A Prayer for the Dying by Stewart O'Nan. I almost don't want to know where they got the photo--it's this immensely creepy dude in a dried-out husk of a town, his arms spread wide, his face ghastly. It fits the story like a dead man's glove.

Book you hid from your parents:

My parents didn't care what I read. I might've blushed if they'd cracked One on One by Tabitha King, the book that got me interested in the craft of writing sex. I think I tripped over it when I was maybe 16 or 17. I still reread that one, too. Steamy.

Book that changed your life:

Bitch by Elizabeth Wurtzel. I was 18. I'd never read a book where a woman basically tells you, over and over, Look, if you're a girl, and you're super-nice, that's great, but it's not going to make your life easy. Neither will being a bitch. So figure out who you are and be that. Plenty of people are going to think you're awful, because plenty of people are terrified of females who aren't constantly apologizing. But when stuff gets hard, at least you won't be simpering "Who am I?" for too long because you'll have worked that out already. I owe her a debt.

Favorite line from a book:

"Therefore she will construct funhouses for others and be their secret operator--though she would rather be among the lovers for whom funhouses are designed." --Lost in the Funhouse by John Barth. [I changed the pronouns, Mr. Barth, but it's a compliment.]

Five books you'll never part with:

My dad's Complete Shakespeare, a very wrecked copy of The Sound and the Fury by Faulkner, my Doré-illustrated Divine Comedy, Les Sept Solitudes de Lorsa Lopez by Sony Labou Tansi (en français) and Bitch.

Book you most want to read again for the first time:

Battle Royale by Koushun Takami. I was up until one or two a.m.--something ridiculous--and I could not put it down.

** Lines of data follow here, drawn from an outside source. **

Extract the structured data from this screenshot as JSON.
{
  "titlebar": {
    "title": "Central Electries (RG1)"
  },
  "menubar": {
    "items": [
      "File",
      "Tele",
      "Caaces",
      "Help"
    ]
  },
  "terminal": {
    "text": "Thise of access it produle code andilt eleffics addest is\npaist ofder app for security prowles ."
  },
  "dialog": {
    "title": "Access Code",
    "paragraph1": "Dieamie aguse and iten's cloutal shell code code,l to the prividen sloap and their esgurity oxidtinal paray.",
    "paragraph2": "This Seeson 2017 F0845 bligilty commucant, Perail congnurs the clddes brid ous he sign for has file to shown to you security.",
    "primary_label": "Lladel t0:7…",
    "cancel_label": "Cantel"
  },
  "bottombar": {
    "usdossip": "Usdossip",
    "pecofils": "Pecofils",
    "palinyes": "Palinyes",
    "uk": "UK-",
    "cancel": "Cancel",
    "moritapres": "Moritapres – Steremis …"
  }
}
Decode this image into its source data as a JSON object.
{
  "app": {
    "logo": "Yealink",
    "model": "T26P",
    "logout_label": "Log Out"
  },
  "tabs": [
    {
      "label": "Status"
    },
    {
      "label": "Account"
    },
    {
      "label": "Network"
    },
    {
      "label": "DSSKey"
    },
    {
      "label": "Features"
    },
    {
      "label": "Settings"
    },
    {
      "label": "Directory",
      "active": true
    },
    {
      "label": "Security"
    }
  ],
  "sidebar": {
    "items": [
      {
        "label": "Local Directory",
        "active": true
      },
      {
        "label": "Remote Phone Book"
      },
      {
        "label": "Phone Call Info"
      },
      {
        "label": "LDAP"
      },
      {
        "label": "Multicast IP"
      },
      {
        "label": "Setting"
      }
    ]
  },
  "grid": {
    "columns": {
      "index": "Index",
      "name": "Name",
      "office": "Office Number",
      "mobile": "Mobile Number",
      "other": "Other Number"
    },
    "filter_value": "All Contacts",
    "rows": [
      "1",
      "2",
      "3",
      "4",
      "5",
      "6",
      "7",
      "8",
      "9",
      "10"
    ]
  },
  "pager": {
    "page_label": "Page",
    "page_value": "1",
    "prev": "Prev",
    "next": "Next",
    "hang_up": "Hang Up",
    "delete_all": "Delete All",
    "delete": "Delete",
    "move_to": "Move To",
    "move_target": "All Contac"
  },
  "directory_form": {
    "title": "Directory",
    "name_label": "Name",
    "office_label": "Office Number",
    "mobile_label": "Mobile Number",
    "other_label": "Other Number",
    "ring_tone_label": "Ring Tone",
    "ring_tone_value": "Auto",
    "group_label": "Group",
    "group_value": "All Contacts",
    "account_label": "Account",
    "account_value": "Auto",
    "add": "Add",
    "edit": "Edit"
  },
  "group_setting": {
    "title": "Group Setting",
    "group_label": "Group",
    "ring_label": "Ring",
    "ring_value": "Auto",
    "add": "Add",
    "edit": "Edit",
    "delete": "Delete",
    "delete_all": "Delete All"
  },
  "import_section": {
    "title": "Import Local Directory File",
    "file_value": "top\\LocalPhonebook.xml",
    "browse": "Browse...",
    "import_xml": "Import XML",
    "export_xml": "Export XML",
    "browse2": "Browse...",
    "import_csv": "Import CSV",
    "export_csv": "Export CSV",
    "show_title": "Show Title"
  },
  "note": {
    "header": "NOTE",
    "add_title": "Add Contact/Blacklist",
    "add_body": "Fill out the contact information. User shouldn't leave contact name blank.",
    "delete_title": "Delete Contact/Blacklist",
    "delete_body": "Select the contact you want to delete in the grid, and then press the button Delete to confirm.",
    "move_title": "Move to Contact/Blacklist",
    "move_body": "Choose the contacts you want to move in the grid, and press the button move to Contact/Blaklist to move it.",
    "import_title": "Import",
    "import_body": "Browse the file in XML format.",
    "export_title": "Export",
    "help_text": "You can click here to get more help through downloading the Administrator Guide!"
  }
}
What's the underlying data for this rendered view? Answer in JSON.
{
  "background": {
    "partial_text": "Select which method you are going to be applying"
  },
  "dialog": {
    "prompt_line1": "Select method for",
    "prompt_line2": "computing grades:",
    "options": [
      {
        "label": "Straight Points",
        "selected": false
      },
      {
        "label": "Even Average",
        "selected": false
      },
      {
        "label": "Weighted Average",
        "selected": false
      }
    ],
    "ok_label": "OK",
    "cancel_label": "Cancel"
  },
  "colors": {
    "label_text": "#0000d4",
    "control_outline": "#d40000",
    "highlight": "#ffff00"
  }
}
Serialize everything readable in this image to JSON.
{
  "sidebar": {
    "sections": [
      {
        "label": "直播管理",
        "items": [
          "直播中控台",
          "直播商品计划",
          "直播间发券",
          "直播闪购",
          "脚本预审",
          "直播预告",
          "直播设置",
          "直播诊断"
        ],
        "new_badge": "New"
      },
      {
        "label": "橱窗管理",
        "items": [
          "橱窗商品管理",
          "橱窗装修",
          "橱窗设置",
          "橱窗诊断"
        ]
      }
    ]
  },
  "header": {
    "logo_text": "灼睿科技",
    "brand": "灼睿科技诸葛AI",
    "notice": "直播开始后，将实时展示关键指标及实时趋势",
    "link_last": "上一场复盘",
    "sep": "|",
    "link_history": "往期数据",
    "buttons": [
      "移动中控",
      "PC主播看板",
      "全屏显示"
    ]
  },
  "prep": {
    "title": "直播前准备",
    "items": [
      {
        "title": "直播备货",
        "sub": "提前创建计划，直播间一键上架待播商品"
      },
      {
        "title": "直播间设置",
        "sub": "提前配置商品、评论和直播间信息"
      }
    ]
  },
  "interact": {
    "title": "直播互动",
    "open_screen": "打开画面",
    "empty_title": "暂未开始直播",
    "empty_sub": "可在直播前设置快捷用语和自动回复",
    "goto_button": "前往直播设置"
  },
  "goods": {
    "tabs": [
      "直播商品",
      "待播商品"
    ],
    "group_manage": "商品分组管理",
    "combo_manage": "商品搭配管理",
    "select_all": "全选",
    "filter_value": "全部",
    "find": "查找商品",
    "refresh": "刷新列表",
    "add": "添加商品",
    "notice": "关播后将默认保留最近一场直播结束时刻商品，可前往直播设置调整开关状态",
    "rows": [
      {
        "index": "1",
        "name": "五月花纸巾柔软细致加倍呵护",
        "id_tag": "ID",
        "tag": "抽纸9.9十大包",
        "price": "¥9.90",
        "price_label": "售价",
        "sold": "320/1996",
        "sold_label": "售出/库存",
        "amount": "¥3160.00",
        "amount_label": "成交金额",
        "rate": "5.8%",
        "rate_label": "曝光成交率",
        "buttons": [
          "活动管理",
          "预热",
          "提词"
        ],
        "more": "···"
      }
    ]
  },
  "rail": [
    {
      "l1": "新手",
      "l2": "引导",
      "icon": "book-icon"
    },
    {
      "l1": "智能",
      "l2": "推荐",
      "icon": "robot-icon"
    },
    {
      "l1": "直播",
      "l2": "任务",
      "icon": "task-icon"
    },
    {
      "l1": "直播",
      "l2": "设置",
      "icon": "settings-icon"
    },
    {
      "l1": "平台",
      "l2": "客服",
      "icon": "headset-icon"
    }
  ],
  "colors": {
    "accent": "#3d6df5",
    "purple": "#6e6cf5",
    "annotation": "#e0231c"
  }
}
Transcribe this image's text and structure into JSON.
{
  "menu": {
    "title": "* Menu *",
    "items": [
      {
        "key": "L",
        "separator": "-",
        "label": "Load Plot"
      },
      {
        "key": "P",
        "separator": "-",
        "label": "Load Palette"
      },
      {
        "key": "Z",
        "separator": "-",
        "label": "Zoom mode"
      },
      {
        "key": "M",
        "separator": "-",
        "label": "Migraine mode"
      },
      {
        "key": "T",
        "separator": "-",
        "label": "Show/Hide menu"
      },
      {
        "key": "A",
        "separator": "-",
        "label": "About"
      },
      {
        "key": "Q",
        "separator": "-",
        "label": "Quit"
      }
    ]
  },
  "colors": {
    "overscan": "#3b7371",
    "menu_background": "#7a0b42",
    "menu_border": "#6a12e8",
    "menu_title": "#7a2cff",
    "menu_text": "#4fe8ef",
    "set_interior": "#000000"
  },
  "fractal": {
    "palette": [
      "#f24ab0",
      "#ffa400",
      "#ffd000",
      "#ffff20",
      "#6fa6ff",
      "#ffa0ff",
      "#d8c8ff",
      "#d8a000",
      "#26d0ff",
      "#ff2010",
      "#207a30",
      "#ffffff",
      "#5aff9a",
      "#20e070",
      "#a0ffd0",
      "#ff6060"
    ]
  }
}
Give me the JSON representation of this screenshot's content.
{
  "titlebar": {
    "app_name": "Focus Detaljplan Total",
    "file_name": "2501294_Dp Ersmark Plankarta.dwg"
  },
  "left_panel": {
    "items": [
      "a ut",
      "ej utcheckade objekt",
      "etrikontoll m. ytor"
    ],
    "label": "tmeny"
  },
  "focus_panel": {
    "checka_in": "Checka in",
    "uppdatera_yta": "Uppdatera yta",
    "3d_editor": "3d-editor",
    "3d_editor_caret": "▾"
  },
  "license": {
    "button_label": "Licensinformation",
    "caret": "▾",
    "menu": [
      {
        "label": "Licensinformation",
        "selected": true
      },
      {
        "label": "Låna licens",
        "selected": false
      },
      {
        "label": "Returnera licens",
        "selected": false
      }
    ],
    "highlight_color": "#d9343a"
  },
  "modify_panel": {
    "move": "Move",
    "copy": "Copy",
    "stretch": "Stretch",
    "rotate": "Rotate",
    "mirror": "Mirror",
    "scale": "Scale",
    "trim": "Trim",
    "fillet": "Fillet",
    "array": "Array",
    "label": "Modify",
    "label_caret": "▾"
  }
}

I had to work the next morning. I need my sleep, so everybody kept asking me what's wrong, why're you pounding coffee? Fortunately, I worked at a bookstore. Everyone understood. And I handsold the bejeebers out of it for the next several years.

Book that made you want to become a writer:

Beloved by Toni Morrison. I read it when I was 16. I remember thinking, as I finished the last lines, "The power of great writing is infinite."

Fictional characters you most relate to:

Ambrose in Lost in the Funhouse. Briony Tallis in Atonement. Rebecca in Rebecca.